Arrow supports zero-copy reads, so objects can naturally be stored in shared memory and used by multiple processes
Does this apply for mutliple wsgi processes? In Dash, a common pattern is to read from a global Pandas DataFrame, which (AFAIK) is copied for each of the workers when the app runs under gunicorn ( $ gunicorn app.server --workers 4 ). If this was an Arrow Table, would this Table be automatically shared across all workers? How does that work?

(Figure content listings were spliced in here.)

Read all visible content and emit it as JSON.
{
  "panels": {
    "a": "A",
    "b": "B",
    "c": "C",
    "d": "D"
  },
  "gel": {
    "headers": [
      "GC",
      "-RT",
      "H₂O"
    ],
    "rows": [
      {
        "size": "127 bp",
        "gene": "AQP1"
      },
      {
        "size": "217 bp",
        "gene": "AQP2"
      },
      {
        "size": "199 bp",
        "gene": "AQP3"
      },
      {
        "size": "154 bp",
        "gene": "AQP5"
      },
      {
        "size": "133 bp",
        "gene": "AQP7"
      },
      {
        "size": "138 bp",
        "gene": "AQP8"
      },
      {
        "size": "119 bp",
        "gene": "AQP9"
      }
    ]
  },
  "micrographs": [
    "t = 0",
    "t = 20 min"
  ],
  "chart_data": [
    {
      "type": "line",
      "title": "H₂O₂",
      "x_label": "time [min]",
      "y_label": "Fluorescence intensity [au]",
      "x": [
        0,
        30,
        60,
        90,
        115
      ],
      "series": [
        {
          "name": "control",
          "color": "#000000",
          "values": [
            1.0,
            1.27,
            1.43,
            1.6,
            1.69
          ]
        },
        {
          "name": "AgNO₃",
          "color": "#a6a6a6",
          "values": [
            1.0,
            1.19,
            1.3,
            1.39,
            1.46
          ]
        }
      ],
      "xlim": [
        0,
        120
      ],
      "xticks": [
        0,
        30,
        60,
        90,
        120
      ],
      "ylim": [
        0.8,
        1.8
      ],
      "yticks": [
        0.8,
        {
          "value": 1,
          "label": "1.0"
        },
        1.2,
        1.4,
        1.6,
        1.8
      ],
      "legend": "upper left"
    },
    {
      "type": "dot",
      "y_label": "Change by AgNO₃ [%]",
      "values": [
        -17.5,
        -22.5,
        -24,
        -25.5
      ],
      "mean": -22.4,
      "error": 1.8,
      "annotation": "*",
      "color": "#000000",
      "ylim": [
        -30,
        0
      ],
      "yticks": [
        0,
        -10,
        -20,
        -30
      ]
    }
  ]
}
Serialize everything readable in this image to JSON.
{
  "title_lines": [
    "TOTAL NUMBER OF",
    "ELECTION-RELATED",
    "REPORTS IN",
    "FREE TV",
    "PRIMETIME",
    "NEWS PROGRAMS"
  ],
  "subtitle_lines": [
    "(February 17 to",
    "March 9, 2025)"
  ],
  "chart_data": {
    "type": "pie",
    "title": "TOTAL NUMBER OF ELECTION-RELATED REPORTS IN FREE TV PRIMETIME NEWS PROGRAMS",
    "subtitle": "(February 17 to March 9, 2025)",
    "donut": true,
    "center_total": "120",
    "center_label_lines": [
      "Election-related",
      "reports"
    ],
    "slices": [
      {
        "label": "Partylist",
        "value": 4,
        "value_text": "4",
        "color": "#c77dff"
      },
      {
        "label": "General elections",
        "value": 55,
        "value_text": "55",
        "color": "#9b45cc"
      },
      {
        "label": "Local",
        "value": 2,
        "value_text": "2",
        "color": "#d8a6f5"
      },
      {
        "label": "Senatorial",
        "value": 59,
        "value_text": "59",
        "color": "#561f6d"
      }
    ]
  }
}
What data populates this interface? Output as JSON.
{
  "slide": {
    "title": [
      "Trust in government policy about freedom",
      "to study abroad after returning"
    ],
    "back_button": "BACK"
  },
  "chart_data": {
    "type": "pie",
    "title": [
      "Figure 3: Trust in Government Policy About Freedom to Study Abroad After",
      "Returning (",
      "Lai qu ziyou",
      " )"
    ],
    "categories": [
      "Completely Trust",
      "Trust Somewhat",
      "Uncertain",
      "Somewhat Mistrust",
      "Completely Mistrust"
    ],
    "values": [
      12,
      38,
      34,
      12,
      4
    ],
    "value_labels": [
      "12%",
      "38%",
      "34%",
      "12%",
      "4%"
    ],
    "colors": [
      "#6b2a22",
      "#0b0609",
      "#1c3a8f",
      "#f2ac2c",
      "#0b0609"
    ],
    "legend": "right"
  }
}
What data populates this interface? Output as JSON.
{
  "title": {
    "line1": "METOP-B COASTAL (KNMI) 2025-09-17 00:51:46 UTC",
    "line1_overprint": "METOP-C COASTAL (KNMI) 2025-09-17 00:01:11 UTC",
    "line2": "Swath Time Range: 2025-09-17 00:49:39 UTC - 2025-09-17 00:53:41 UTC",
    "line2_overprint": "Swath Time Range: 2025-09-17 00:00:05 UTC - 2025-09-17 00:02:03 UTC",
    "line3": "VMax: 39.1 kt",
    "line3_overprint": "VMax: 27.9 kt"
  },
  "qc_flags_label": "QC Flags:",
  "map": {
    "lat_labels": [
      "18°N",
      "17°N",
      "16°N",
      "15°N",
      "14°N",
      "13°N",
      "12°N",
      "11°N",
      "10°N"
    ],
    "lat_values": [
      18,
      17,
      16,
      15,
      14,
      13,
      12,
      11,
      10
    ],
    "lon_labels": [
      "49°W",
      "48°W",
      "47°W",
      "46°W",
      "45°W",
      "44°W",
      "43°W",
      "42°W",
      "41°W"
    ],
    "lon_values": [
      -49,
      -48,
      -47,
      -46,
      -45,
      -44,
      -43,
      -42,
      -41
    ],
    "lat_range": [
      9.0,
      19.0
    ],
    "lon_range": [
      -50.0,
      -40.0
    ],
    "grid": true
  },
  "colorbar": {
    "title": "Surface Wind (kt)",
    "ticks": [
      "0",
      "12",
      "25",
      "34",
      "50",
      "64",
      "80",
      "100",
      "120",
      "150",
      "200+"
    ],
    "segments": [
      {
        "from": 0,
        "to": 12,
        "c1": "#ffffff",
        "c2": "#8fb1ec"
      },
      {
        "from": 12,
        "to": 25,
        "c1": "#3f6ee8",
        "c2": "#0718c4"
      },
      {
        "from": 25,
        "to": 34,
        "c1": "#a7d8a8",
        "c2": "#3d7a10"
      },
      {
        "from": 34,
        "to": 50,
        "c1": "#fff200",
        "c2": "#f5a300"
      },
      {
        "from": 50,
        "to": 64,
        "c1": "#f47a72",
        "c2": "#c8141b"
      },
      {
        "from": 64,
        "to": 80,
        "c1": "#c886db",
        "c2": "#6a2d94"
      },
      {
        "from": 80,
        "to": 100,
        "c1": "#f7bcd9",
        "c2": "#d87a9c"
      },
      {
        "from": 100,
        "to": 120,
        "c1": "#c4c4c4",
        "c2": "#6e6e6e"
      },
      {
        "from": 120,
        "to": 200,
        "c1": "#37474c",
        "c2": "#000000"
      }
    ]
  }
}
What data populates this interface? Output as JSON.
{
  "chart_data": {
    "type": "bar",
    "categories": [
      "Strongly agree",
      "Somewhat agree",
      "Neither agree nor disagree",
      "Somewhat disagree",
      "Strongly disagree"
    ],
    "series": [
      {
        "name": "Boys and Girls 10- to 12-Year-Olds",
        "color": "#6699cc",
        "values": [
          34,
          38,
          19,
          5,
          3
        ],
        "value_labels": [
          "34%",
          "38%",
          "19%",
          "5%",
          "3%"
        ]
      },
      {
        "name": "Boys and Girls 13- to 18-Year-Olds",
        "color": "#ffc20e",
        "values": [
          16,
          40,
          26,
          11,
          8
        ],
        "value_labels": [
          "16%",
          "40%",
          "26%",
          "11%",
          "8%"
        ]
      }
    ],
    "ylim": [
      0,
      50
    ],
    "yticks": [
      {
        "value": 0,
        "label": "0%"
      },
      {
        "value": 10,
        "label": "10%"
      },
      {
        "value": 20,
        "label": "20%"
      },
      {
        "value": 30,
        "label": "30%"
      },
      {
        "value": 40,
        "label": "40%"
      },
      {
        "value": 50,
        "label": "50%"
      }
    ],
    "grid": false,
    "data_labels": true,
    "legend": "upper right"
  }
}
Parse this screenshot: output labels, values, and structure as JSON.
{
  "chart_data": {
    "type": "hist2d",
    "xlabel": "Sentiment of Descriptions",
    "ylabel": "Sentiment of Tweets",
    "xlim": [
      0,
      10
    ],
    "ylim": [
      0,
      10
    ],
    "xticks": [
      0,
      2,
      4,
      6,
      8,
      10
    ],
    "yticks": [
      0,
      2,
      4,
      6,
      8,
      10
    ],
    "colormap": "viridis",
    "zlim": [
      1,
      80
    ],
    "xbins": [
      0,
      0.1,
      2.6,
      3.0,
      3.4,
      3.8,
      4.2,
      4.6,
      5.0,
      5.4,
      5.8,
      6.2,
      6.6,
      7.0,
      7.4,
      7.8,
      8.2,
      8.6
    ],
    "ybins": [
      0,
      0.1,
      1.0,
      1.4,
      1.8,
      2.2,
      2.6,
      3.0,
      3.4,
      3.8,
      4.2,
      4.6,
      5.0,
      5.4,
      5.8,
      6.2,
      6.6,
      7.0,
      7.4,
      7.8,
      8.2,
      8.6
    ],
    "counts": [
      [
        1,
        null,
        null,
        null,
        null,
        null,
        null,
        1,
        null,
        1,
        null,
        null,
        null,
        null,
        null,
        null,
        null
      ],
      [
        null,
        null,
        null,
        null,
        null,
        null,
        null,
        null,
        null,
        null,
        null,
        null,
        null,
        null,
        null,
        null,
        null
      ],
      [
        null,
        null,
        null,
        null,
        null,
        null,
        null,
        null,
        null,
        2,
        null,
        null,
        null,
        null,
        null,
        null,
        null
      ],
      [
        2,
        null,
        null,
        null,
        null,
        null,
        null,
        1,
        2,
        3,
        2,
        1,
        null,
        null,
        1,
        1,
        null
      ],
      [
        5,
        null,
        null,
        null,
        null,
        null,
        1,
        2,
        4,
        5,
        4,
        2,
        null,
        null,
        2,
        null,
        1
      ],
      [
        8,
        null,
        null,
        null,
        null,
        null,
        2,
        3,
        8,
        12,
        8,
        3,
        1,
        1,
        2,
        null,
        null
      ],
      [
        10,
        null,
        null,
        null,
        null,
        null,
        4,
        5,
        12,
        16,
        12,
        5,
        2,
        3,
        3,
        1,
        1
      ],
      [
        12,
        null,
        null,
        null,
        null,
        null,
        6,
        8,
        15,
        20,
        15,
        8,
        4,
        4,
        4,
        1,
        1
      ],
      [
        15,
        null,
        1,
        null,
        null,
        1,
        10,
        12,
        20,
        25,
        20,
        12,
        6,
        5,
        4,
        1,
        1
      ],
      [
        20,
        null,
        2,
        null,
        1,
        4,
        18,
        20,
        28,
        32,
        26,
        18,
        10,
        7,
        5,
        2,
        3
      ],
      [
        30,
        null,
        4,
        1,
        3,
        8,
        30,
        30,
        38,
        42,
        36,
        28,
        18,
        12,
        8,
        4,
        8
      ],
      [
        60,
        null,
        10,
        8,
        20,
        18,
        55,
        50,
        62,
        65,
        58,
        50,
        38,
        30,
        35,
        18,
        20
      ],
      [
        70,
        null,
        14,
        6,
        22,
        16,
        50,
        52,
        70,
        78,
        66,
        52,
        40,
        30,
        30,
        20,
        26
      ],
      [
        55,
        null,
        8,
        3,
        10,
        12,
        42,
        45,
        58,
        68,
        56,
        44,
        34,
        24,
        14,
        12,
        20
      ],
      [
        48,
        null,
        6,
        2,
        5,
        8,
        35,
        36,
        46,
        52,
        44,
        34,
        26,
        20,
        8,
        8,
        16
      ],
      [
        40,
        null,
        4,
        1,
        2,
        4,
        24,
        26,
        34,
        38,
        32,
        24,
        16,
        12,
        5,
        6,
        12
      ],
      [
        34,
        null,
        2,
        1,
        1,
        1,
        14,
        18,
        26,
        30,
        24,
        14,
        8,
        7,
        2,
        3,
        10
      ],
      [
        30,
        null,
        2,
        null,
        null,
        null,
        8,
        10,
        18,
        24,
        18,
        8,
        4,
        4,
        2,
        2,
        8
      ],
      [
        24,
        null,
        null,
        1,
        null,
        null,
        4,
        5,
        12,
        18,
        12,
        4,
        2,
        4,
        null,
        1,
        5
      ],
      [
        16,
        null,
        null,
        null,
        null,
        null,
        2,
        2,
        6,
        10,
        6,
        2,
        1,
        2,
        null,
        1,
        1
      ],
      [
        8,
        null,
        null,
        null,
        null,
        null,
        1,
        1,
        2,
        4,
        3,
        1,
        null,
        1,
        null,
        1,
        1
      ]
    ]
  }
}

  1. Another common pattern in Dash is share data between callbacks by serializing the data as JSON and storing in the network/the user’s browser (see https://plot.ly/dash/sharing-data-between-callbacks ). These examples use JSON. Is there a way that some serialized form of an Arrow Table would be more efficient (both in serialization/deserialization time but also in request size).
  2. When Dash apps deal with “large data” (data that is too big to fit in RAM), we usually store it in a database or a sqlite file. Is Parquet + Arrow a better solution for this now?
  1. Parquet is usually faster than any other data format (Feather is close).
  2. PyArrow Table doesn’t require any serialization from Apache Arrow, but you pay I/O cost to transfer from shared memory to the requesting process
  3. The clientside JSON store pattern only works if the data is small, otherwise you’re sending the data that is stored in the browser back and forth multiple times. So anything that stays on the server is likely going to be faster than clientside JSON
  4. Anything using Arrow is usually faster than static files, because all serialization happens in-memory. However, if the data is larger-than-memory, Arrow doesn’t help much as the data cannot be stored in memory. Parquet alone is likely the best bet in combination with Dask or Vaex. SQLite may be good depending on the operations needed

brain-plasma (mentioned above) provides a simple API for fast-serialization, smaller-than-memory values. Dask and Vaex do a good job otherwise. Just remember that Arrow needs to be held in memory to be most useful. If speed and out-of-core processing are most important, perhaps consider Julia and JuliaDB which has the fastest load time and out-of-core processing I’ve seen anywhere. It’s a tough problem to solve no matter how you swing it.

3 Likes

Many thanks for your reply @russellthehippo! I will dig depper into brain-plasma then, I already had a look but didn’t quite know where to start yet. I will come up with an example workflow soon and maybe we can further talk about improvements and best practises. That would be great!

Good luck, shoot me a message if you have more specific questions I can help with.